CrowdfundingHub teamed up with FG Laywers to launch a pan-European research to identify liability risk in respect to various forms of crowdfunding with the assistance of partners in 11 different European countries.
“Crowdfunding is here to stay. Its exponential growth (in Europe doubling every year) shows that the market is seriously looking into new financing alternatives. Crowdfunding platforms pop up like daisies and are expanding rapidly. Inherently, the platforms, as well as the investors and the project owners, become confronted with other jurisdictions. Other national laws and regulations, another regulator, but most importantly another (claims) culture.”

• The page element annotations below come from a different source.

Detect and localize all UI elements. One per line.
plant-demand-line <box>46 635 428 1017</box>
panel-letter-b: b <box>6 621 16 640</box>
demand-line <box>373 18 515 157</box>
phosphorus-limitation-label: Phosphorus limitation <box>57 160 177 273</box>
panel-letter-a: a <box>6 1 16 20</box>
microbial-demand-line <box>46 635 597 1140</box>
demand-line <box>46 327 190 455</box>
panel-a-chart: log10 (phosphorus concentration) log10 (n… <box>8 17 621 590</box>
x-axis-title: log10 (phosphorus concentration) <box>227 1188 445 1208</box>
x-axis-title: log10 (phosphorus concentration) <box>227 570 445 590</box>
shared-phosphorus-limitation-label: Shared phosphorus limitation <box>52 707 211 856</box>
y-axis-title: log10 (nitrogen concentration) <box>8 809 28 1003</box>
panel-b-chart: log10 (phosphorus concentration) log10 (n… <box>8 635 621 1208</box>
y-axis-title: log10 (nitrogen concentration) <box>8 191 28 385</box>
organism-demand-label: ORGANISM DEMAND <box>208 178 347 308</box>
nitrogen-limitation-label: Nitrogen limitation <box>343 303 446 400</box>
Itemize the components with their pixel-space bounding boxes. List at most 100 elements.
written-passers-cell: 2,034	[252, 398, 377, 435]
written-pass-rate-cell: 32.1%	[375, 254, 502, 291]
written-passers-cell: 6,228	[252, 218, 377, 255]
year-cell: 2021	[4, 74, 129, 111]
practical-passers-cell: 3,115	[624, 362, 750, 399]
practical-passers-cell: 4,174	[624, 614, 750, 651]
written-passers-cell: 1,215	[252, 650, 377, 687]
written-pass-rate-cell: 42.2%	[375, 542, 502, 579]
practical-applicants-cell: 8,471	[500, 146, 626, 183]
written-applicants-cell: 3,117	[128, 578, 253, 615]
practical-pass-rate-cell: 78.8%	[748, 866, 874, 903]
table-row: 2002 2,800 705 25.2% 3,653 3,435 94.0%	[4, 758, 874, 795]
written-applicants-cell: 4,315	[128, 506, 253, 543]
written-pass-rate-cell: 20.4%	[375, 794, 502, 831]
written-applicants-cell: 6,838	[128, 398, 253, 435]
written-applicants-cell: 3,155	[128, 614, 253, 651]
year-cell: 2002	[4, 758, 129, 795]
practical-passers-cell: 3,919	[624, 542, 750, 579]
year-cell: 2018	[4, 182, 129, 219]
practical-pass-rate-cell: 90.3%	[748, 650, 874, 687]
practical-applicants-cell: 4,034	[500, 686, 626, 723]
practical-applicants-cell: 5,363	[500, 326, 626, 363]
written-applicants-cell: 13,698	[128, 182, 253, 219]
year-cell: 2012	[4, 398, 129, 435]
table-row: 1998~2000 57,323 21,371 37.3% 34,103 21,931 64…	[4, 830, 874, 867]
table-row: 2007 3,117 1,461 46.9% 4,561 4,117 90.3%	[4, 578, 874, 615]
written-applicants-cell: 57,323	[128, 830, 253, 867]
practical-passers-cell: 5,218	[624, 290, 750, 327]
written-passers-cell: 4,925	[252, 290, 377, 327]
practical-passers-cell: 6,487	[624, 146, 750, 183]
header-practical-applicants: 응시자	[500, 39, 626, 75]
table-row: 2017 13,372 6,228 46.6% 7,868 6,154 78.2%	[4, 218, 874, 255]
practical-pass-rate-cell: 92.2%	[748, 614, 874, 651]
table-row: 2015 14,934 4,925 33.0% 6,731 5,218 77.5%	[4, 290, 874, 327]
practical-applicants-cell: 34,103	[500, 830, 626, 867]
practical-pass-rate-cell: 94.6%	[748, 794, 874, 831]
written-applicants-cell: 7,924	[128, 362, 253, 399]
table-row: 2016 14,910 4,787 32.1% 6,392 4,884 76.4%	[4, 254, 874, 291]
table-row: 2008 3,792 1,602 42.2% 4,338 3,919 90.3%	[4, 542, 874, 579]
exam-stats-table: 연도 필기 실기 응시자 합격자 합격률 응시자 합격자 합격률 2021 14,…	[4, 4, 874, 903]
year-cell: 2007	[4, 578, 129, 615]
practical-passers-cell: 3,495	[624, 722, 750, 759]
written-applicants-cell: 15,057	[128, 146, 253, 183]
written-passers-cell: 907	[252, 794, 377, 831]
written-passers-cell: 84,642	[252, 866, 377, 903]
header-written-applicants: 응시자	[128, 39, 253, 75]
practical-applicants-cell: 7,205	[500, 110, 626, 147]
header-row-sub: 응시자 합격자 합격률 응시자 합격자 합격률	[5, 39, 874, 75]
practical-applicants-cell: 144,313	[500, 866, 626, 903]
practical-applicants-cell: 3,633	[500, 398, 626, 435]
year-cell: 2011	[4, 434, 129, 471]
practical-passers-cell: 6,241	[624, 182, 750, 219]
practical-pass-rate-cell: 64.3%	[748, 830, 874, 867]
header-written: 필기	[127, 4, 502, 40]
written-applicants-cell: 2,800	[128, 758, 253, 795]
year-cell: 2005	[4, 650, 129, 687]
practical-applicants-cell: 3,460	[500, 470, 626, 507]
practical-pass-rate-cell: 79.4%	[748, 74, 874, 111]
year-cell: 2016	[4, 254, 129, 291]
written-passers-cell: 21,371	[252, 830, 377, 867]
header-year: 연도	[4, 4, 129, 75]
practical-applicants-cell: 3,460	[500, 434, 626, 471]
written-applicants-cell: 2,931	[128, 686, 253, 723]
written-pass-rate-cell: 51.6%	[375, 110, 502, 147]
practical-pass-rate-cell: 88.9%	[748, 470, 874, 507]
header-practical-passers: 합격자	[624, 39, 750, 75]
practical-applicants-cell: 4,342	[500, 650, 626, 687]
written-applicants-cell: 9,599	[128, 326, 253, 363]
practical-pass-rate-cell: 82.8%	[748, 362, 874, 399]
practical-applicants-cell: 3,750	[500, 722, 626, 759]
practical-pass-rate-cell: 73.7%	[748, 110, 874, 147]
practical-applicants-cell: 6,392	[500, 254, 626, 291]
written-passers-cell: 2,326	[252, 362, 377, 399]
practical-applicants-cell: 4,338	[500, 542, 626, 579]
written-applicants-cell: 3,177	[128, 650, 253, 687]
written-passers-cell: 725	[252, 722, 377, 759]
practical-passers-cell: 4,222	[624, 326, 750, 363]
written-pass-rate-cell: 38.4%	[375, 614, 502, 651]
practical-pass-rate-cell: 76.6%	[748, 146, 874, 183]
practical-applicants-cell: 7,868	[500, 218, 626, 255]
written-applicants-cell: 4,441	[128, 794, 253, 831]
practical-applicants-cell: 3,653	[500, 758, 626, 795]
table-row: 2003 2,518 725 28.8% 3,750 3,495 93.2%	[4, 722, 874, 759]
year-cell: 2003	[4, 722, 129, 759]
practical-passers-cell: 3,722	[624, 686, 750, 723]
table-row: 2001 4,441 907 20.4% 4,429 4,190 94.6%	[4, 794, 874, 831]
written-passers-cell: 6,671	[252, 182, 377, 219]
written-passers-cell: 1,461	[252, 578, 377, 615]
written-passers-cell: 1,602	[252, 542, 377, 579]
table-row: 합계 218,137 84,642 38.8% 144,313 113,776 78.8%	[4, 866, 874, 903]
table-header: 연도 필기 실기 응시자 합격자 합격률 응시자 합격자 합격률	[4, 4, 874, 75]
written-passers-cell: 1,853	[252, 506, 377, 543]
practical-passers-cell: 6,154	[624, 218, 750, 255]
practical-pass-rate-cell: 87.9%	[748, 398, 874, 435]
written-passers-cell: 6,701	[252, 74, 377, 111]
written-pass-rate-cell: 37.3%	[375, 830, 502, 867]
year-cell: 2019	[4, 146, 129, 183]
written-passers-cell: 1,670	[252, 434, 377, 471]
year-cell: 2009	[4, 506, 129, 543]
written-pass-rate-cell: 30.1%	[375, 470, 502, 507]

Crowdfunding Crossing Borders
Due to the absence of a pan-European legal framework or a uniform European legal approach by all Member States applicable to crowdfunding, each of the relevant actors (investors, platforms and project owners) will be confronted with local, unknown, laws when considering crowdfunding crossing borders.
An investor who contemplates to invest in a cross border project listed on a foreign platform and/or related to a foreign project owner, should take into account that generally the underlying legal and/or contractual relationship with the platform and/or project owner will be governed by other laws than the laws of his own Member State because a choice of law clause will generally be included in the underlying contractual terms. Typically, also a choice of forum clause shall be included in the applicable terms referring to another court than the local courts of the Member State of the investor. Subject to not being deprived of mandatory provisions applicable pursuant to the laws of his own Member State, an investor is warned that from a European international private law perspective, a choice of law clause and a choice of forum clause are generally held to be valid. As a consequence, the investor should make himself aware of the relevant laws that apply to his investment.
A platform that contemplates to expand its business into other Member States, at all times, needs to obtain legal advice in the Member State where it wishes to provide its services. Other than mandatory local civil law provisions that the platform should take into account, the platform, in particular crowdinvesting and crowdlending platforms, will need to take into account the local regulatory framework.
If a project owner wishes to raise funds through a foreign platform and/or from foreign investors, it needs to take notice of the relevant applicable foreign rules and regulations of the host Member States in addition to the legislative framework in his own Member State. In particular, in case of fundraising by means of the offering of securities via a crowdinvesting platform, the project owner not only needs to take into account the laws in relation to a public offering of securities in his own Member State, but also the local laws of the Member States where offerings to the public are contemplated. Pursuant to any of these laws, the project owner may be confronted with the obligation to publish a prospectus. Irrespective of such prospectus obligation, in each Member State, the project owner is held to be the main responsible party for providing any material information to enable an investor to make an informed investment decision. The project owner needs to provide such information on the website of the platform or on its own website in an accurate, complete, comprehensible and not misleading (nor misleading by omission) manner.
As mentioned in the introduction of this article, crowdfunding platforms need scalability in order to become profitable. The main means to become scalable is to expand and grow the business on a cross border basis. It is currently still relatively burdensome, inefficient and costly to expand a platform’s business in other Member States. The expanding platform will generally be confronted with a considerable part of new and/or additional local rules to be applicable to it in each host Member State.
If the exponential growth of crowdfunding as an alternative means of financing is continuing in its current pace, this fragmented regulatory approach in the respective Member States will presumably result in multi-jurisdictional takeovers of local platforms by foreign platforms or in the entering into of other sorts of cross border cooperation or corporate structures like joint ventures in which platforms will team up and cooperate with each other on a cross border basis. After all, why would a foreign platform reinvent the wheel in each Member State where it prefers to become operational while local platforms already have in place all what is needed and have knowledge of the relevant local laws in their Member States?